Secretary of State Hillary Rodham Clinton said on Tuesday that Syrian insurgents fighting to topple President Bashar Assad were making territorial gains that would eventually become havens for "further actions by the opposition."
Clinton also said the United States, which has pledged to provide nonlethal aid to the Syrian insurgency, would work closely with the rebels, an indication that the United States might take a more active role as they secure swaths of Syrian territory. She also reiterated her call on Assad to start a political transition and vacate power.
Clinton's remarks, made in Washington, strongly suggested that the United States sees rebel momentum increasing in the 17-month-old uprising against Assad. She spoke as new evidence of fracturing in his government emerged, with the defection of its ambassador to Cyprus, Lamia al-Hariri, reported by Arab satellite channels. Al-Hariri's defection would make her the second ambassador to abandon Assad in the past two weeks. The first was his ambassador to Iraq.
The appearance of a shift in the momentum favoring the insurgents first emerged last week, when they assassinated key Assad security leaders with a bombing in the heart of Damascus. They also tied down Syrian forces in the capital, seized two border posts on the frontier with Iraq and have been fighting the army for days in Aleppo, Syria's second-largest city and a support base for Assad.
"We have to work closely with the opposition because more and more territory is being taken and it will, eventually, result in a safe haven inside Syria, which will then provide a base for further actions by the opposition," Clinton told reporters.
There were conflicting accounts on Tuesday of the fighting in Aleppo. A BBC correspondent, Ian Pannell, said in a Twitter post that Syrian forces had bombed Aleppo's eastern areas with fighter jets. If confirmed, the use of warplanes would signify an escalation by the Syrian government in its effort to crush armed resistance. But Pannell did not say whether he saw the aircraft, and others in Aleppo did not corroborate his assertion.
Fadi Salem, an Aleppo resident reached by telephone from Beirut, reported helicopters but no fighter jets. "I would say if there was one I would have heard it," said Salem, an academic.
Unarmed U.N. monitors, whose operations were suspended more than a month ago because of the combat dangers, have observed Syrian helicopter gunships in fighting with Syrian rebels but not the use of warplanes.
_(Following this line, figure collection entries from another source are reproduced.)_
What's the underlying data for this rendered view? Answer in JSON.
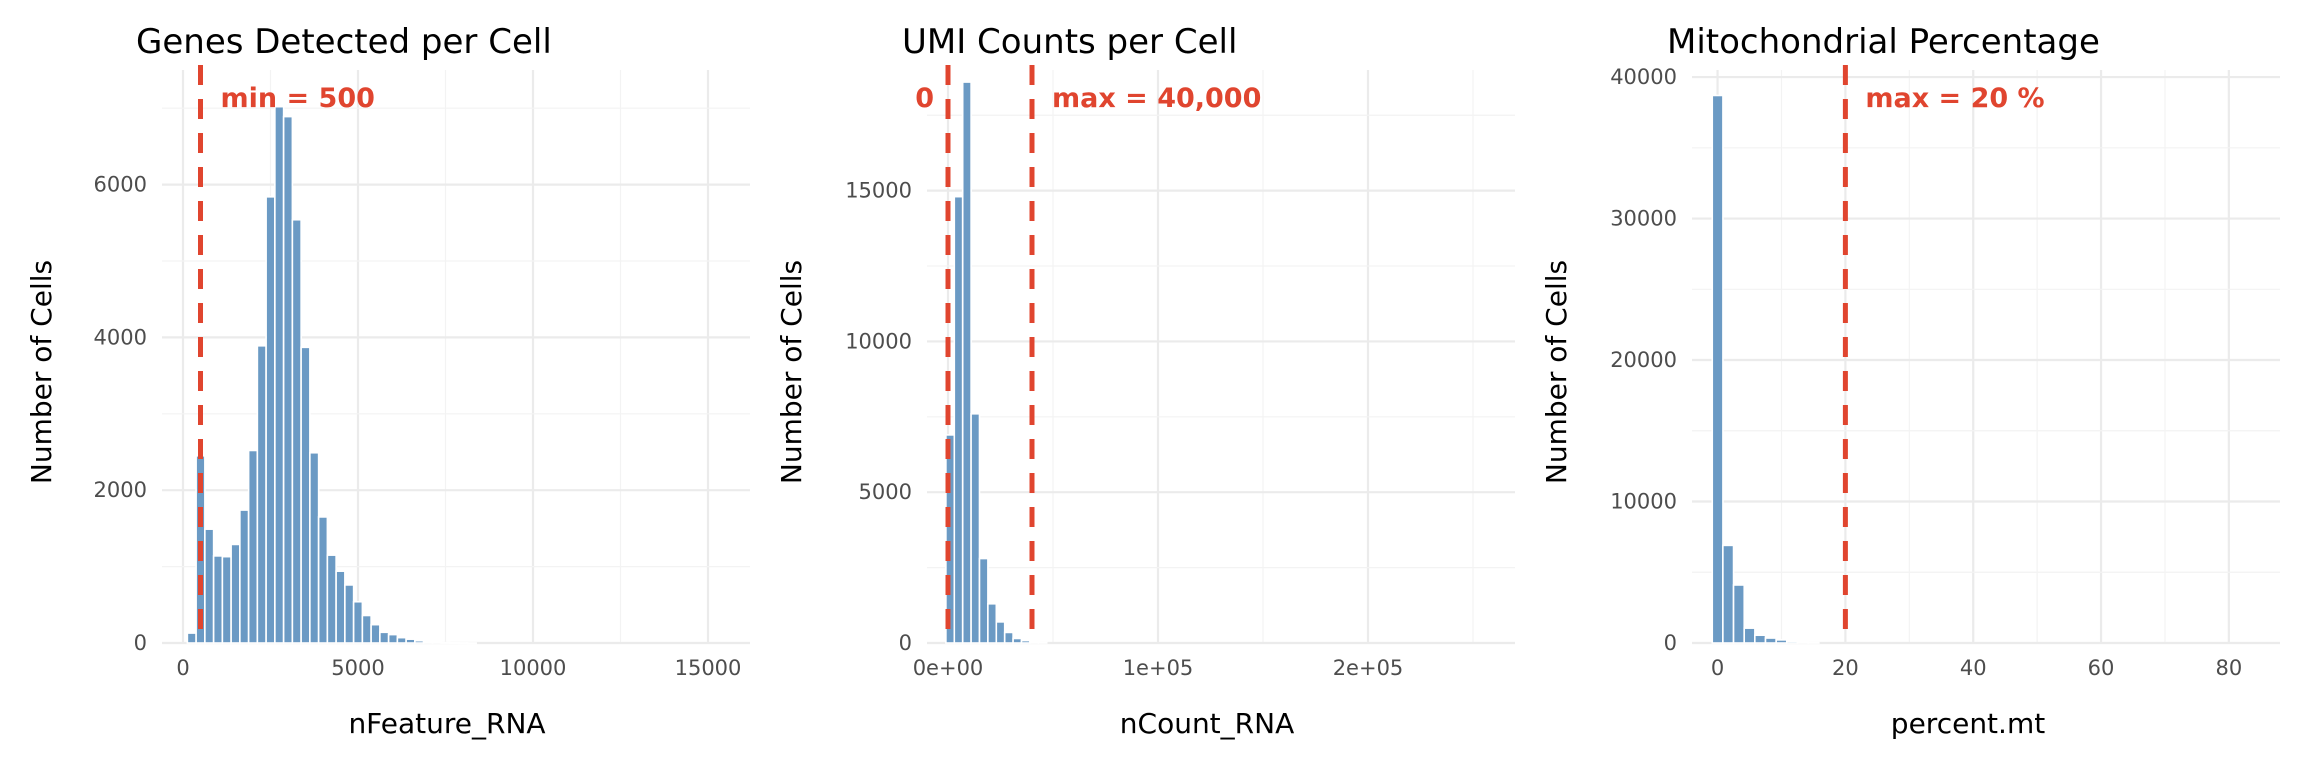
{
  "colors": {
    "bar": "#6b9ac4",
    "threshold": "#e0452f",
    "background": "#ffffff"
  },
  "chart_data": [
    {
      "type": "bar",
      "title": "Genes Detected per Cell",
      "xlabel": "nFeature_RNA",
      "ylabel": "Number of Cells",
      "xlim": [
        -600,
        16200
      ],
      "ylim": [
        0,
        7500
      ],
      "x_ticks": [
        0,
        5000,
        10000,
        15000
      ],
      "x_tick_labels": [
        "0",
        "5000",
        "10000",
        "15000"
      ],
      "y_ticks": [
        0,
        2000,
        4000,
        6000
      ],
      "y_tick_labels": [
        "0",
        "2000",
        "4000",
        "6000"
      ],
      "bin_width": 250,
      "bin_starts": [
        125,
        375,
        625,
        875,
        1125,
        1375,
        1625,
        1875,
        2125,
        2375,
        2625,
        2875,
        3125,
        3375,
        3625,
        3875,
        4125,
        4375,
        4625,
        4875,
        5125,
        5375,
        5625,
        5875,
        6125,
        6375,
        6625,
        6875,
        7125,
        7375,
        7625,
        7875,
        8125
      ],
      "values": [
        130,
        2450,
        1490,
        1140,
        1130,
        1290,
        1740,
        2520,
        3890,
        5840,
        7020,
        6890,
        5540,
        3870,
        2490,
        1650,
        1150,
        940,
        760,
        540,
        360,
        240,
        140,
        110,
        70,
        50,
        30,
        15,
        10,
        5,
        3,
        2,
        1
      ],
      "thresholds": [
        {
          "x": 500,
          "label": "min = 500",
          "label_position": "right"
        }
      ]
    },
    {
      "type": "bar",
      "title": "UMI Counts per Cell",
      "xlabel": "nCount_RNA",
      "ylabel": "Number of Cells",
      "xlim": [
        -10000,
        270000
      ],
      "ylim": [
        0,
        19000
      ],
      "x_ticks": [
        0,
        100000,
        200000
      ],
      "x_tick_labels": [
        "0e+00",
        "1e+05",
        "2e+05"
      ],
      "y_ticks": [
        0,
        5000,
        10000,
        15000
      ],
      "y_tick_labels": [
        "0",
        "5000",
        "10000",
        "15000"
      ],
      "bin_width": 4000,
      "bin_starts": [
        -1000,
        3000,
        7000,
        11000,
        15000,
        19000,
        23000,
        27000,
        31000,
        35000,
        39000,
        43000
      ],
      "values": [
        6900,
        14800,
        18600,
        7600,
        2800,
        1300,
        700,
        350,
        150,
        80,
        40,
        20
      ],
      "thresholds": [
        {
          "x": 0,
          "label": "0",
          "label_position": "left"
        },
        {
          "x": 40000,
          "label": "max = 40,000",
          "label_position": "right"
        }
      ]
    },
    {
      "type": "bar",
      "title": "Mitochondrial Percentage",
      "xlabel": "percent.mt",
      "ylabel": "Number of Cells",
      "xlim": [
        -4,
        88
      ],
      "ylim": [
        0,
        40500
      ],
      "x_ticks": [
        0,
        20,
        40,
        60,
        80
      ],
      "x_tick_labels": [
        "0",
        "20",
        "40",
        "60",
        "80"
      ],
      "y_ticks": [
        0,
        10000,
        20000,
        30000,
        40000
      ],
      "y_tick_labels": [
        "0",
        "10000",
        "20000",
        "30000",
        "40000"
      ],
      "bin_width": 1.67,
      "bin_starts": [
        -0.83,
        0.83,
        2.5,
        4.17,
        5.83,
        7.5,
        9.17,
        10.83,
        12.5,
        14.17
      ],
      "values": [
        38700,
        6900,
        4100,
        1050,
        550,
        350,
        220,
        120,
        60,
        30
      ],
      "thresholds": [
        {
          "x": 20,
          "label": "max = 20 %",
          "label_position": "right"
        }
      ]
    }
  ]
}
The fighting in Aleppo, which entered its sixth day on Tuesday, is considered significant because of the city's allegiance to Assad's ruling Alawite sect. Analysts have said Aleppo's loss would be a significant victory for the insurgents, who are mostly members of Syria's Sunni majority.
Salem said families with children stood on street corners on Tuesday morning, pointing at the many helicopters circulating and occasionally firing in the distance. But as the sound of fighting widened to other neighborhoods around the central, old part of Aleppo, residents gradually withdrew indoors and life ground to a halt. The old city was completely shut down.
"People are still in shock that this is happening," Salem said. "They thought it would be limited to one neighborhood, but it is growing in size to other neighborhoods."